Even apart from the massive coughing fit or readily visible signs, your lungs might be strained by vaping already. Study summarized in the *Journal of Clinical Investigation* reports that e-cigarettes release free radicals—molecules too reactive that harm lung tissue on the cellular level. This type of harm often will not necessarily reveal immediate signs but may subtly work its way towards causing long-term inflammation. With time, you may experience shortness of breath on light exertion, tightness in the chest, or mild wheezing—dismissed until the issue gets serious. Such symptoms, while subtle, are early indicators of possible irreversible lung alterations.
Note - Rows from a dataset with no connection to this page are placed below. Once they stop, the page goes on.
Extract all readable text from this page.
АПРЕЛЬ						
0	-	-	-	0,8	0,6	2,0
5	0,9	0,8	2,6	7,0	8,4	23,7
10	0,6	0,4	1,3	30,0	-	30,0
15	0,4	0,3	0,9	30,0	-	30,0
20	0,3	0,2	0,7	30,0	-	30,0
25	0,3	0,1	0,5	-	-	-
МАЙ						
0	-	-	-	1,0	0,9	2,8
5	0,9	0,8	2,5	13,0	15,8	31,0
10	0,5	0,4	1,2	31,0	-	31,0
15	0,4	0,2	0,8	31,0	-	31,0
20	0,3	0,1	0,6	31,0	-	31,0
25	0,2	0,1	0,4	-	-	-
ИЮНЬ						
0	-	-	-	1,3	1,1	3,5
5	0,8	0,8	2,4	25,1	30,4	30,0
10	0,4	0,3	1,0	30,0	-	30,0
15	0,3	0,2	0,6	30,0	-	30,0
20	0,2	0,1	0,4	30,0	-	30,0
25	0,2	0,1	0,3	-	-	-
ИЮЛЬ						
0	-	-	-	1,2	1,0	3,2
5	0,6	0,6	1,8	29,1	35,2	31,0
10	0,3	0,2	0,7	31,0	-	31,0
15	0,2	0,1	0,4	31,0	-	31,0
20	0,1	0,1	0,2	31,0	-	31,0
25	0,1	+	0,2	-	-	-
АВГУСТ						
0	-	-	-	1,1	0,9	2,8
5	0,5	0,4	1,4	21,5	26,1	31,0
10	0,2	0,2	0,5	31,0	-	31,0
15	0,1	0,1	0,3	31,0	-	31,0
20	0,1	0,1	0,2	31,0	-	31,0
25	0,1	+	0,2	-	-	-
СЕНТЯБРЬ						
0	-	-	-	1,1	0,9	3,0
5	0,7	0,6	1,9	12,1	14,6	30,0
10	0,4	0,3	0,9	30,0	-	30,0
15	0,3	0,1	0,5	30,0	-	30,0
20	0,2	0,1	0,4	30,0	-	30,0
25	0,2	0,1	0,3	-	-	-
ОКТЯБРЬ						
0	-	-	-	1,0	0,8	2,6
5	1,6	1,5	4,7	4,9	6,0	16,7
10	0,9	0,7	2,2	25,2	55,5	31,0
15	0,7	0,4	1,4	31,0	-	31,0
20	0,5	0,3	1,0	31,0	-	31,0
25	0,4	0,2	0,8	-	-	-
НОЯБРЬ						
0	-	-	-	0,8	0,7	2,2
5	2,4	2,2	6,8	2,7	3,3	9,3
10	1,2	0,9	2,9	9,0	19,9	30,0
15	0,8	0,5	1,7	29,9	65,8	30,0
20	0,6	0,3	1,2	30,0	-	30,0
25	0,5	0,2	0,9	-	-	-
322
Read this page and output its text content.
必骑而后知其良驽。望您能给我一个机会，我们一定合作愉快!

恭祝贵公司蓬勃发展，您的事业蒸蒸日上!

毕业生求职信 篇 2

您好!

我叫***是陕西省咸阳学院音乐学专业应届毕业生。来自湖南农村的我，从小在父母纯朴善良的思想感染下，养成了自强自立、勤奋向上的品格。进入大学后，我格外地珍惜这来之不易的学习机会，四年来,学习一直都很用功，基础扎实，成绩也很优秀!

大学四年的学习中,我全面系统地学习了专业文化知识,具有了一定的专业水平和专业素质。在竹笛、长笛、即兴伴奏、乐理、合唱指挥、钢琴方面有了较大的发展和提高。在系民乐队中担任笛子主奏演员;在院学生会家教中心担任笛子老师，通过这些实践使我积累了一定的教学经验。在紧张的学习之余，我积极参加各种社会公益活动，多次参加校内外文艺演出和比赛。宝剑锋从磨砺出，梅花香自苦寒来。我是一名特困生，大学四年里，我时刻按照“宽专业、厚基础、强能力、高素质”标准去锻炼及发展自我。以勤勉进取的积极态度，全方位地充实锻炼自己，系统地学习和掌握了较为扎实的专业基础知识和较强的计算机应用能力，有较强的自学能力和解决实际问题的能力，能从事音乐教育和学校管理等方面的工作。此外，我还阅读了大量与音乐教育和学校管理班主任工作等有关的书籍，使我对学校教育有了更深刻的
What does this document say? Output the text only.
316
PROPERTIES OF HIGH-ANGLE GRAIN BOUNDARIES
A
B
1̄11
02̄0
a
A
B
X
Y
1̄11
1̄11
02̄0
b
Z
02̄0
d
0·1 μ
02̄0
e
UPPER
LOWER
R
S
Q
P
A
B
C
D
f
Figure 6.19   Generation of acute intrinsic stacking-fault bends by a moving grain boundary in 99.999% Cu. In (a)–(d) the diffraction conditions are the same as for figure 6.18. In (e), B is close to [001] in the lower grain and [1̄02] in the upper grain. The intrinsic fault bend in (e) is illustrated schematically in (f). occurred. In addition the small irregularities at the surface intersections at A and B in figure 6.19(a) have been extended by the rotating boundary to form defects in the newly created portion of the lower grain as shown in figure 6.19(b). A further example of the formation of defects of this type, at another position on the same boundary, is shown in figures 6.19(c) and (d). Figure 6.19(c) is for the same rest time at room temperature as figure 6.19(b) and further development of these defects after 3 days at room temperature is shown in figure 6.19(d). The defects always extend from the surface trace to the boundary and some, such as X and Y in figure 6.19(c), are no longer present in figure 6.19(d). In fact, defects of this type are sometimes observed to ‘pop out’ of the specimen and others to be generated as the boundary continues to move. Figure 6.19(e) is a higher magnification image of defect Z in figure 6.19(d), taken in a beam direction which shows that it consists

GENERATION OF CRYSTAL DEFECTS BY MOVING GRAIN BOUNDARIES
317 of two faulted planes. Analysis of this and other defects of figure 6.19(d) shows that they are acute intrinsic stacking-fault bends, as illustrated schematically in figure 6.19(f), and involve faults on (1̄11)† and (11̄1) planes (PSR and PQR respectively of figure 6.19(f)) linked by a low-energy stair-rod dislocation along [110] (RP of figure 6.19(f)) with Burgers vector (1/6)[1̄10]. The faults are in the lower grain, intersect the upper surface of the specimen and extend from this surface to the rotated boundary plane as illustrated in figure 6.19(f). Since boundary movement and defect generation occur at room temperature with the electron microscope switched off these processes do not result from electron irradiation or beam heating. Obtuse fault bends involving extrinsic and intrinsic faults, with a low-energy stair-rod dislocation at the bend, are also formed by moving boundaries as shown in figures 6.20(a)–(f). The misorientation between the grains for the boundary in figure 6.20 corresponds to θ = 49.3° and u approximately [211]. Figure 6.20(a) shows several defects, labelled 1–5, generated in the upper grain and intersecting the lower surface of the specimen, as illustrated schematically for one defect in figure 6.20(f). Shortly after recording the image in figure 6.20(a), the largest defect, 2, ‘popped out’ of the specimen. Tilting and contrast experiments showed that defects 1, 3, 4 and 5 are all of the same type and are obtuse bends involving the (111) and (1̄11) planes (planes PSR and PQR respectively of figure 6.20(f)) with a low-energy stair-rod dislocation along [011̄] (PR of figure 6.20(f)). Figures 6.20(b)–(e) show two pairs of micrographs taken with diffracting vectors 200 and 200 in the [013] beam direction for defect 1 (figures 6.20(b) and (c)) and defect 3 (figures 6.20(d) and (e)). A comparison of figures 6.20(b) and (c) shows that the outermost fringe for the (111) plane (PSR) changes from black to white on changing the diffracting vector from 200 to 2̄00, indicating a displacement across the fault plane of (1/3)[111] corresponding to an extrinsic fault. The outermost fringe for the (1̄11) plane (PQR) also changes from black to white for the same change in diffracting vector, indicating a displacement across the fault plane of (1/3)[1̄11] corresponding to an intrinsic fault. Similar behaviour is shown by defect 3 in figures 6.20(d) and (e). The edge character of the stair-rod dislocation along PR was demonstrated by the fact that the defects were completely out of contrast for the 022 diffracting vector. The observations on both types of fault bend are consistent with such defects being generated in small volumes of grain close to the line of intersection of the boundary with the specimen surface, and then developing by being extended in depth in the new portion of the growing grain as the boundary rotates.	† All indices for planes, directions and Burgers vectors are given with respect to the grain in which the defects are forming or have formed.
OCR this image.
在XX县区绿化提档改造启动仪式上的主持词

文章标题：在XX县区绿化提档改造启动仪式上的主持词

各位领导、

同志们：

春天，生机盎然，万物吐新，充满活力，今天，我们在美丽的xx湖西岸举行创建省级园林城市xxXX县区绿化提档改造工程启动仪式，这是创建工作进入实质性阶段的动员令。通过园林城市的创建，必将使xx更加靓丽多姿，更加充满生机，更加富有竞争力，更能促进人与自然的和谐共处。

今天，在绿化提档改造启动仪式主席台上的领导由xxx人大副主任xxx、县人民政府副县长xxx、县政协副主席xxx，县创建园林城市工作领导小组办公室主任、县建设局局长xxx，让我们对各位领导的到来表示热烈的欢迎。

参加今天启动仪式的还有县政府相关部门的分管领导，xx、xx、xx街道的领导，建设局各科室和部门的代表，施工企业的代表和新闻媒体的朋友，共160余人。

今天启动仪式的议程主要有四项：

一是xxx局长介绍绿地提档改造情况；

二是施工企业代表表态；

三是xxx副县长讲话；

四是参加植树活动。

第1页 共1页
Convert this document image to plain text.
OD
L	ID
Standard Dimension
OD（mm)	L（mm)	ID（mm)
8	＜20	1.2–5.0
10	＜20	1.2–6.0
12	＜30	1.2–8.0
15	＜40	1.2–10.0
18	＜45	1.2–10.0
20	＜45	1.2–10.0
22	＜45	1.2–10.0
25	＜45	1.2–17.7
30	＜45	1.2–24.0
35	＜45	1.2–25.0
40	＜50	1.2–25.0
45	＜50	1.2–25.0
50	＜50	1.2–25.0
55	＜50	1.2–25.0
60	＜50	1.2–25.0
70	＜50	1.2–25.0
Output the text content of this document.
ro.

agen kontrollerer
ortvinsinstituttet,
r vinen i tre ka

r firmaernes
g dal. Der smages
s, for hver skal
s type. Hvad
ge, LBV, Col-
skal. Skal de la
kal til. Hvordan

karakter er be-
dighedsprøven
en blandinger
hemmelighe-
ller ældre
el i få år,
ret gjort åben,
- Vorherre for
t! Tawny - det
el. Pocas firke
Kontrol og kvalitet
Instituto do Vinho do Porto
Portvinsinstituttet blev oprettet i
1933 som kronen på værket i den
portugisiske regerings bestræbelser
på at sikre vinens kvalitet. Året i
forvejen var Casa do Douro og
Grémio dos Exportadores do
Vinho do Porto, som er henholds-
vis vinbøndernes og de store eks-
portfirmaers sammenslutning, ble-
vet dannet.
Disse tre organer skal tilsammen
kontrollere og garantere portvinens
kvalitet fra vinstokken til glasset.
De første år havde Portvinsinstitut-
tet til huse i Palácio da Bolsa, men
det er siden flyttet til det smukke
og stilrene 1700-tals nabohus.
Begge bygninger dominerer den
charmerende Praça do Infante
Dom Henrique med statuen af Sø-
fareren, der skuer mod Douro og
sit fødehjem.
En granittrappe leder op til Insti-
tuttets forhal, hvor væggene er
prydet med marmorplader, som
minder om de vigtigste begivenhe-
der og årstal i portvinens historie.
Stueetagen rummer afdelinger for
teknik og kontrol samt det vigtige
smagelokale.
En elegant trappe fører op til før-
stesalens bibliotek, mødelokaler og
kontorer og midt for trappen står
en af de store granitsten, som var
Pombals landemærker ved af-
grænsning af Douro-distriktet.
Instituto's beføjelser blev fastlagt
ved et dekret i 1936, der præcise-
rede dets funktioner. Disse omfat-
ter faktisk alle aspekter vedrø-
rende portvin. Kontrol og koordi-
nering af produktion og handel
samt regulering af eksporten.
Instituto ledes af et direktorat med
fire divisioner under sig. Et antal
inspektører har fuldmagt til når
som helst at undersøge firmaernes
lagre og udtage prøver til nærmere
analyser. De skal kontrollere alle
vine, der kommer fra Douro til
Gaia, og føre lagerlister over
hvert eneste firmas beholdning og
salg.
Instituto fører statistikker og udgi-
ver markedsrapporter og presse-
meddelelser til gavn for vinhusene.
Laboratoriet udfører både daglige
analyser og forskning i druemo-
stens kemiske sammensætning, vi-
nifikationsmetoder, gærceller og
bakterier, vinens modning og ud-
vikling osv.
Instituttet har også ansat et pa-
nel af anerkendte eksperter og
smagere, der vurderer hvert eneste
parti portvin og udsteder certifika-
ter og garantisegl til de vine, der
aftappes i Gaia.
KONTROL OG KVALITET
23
Stopping vaping may seem challenging, particularly if it was your initial departure from conventional cigarettes but going on can raise your risk of getting COPD or chronic lung inflammation. Taking charge begins with knowing what triggers you—stress, boredom, or habit—and substituting them with better ones.
Nicotine replacement therapies (such as patches or lozenges), behavioral counseling, or computer-based cessation programs can help overcome cravings. First and foremost, see a health care provider to evaluate your lungs and receive individualized advice. The sooner you act, the more likely you are to reduce damage.